Consequently, there are enough election fraud theories at play in the presidential election for partisans to fight over for years. Just like the last four years. Now the executive staffs and congressional caucuses can exchange scripts once again, and Republicans can start saying the exact same things that their Democrat counterparts said during the last four years, and vice-versa.

The truth is that the pandemic gave Democrats a systematic advantage because they are more skilled in the use of election techniques that were elevated by the pandemic. Democrats always out-produce Republicans in early and absentee voting efforts. Trump took ownership of the pandemic and looked like a showboat at the televised daily COVID briefings last winter. He sealed that perception when he contracted the virus himself.

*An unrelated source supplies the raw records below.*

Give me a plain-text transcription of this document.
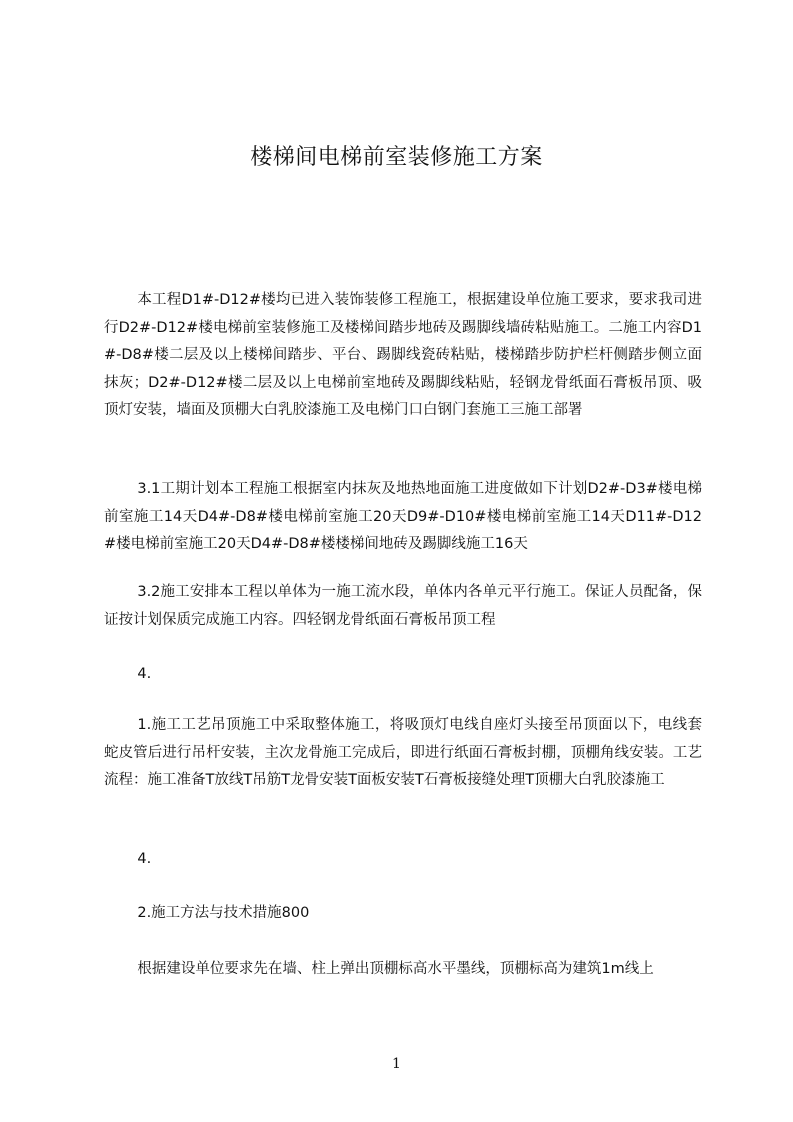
楼梯间电梯前室装修施工方案
本工程D1#-D12#楼均已进入装饰装修工程施工，根据建设单位施工要求，要求我司进行D2#-D12#楼电梯前室装修施工及楼梯间踏步地砖及踢脚线墙砖粘贴施工。二施工内容D1#-D8#楼二层及以上楼梯间踏步、平台、踢脚线瓷砖粘贴，楼梯踏步防护栏杆侧踏步侧立面抹灰；D2#-D12#楼二层及以上电梯前室地砖及踢脚线粘贴，轻钢龙骨纸面石膏板吊顶、吸顶灯安装，墙面及顶棚大白乳胶漆施工及电梯门口白钢门套施工三施工部署
3.1工期计划本工程施工根据室内抹灰及地热地面施工进度做如下计划D2#-D3#楼电梯前室施工14天D4#-D8#楼电梯前室施工20天D9#-D10#楼电梯前室施工14天D11#-D12#楼电梯前室施工20天D4#-D8#楼楼梯间地砖及踢脚线施工16天
3.2施工安排本工程以单体为一施工流水段，单体内各单元平行施工。保证人员配备，保证按计划保质完成施工内容。四轻钢龙骨纸面石膏板吊顶工程
4.
1.施工工艺吊顶施工中采取整体施工，将吸顶灯电线自座灯头接至吊顶面以下，电线套蛇皮管后进行吊杆安装，主次龙骨施工完成后，即进行纸面石膏板封棚，顶棚角线安装。工艺流程：施工准备T放线T吊筋T龙骨安装T面板安装T石膏板接缝处理T顶棚大白乳胶漆施工
4.
2.施工方法与技术措施800
根据建设单位要求先在墙、柱上弹出顶棚标高水平墨线，顶棚标高为建筑1m线上
1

He did not deserve any of it, but his hubris hurt him.

As 2020* draws to a close the nation seems mesmerized by conflicting versions of who has won the election (again), without a focus yet on the reality that Americans prize continuity of Government too much to risk any large scale violence.

The people of America will let this pass. Now that cold weather is here the spread of COVID has returned with a vengeance; people are wearing masks in public and seem to be doing what they know to do to stop the spread.

The election is over, and a recent lockdown on in-person high school and college classes, indoor dining in bars and restaurants, gyms and exercise classes, movie theaters, casinos, and youth sports expire December 9th.

Anticipate a similar lockdown to be imposed on travel and gatherings from Christmas through New Year’s celebrations; the efficacy of distancing is hard to deny. Let us hope as the year ends that people can be vigilant without making the Governor feel like she has to order us to do so, and that she embraces the value of forbearance.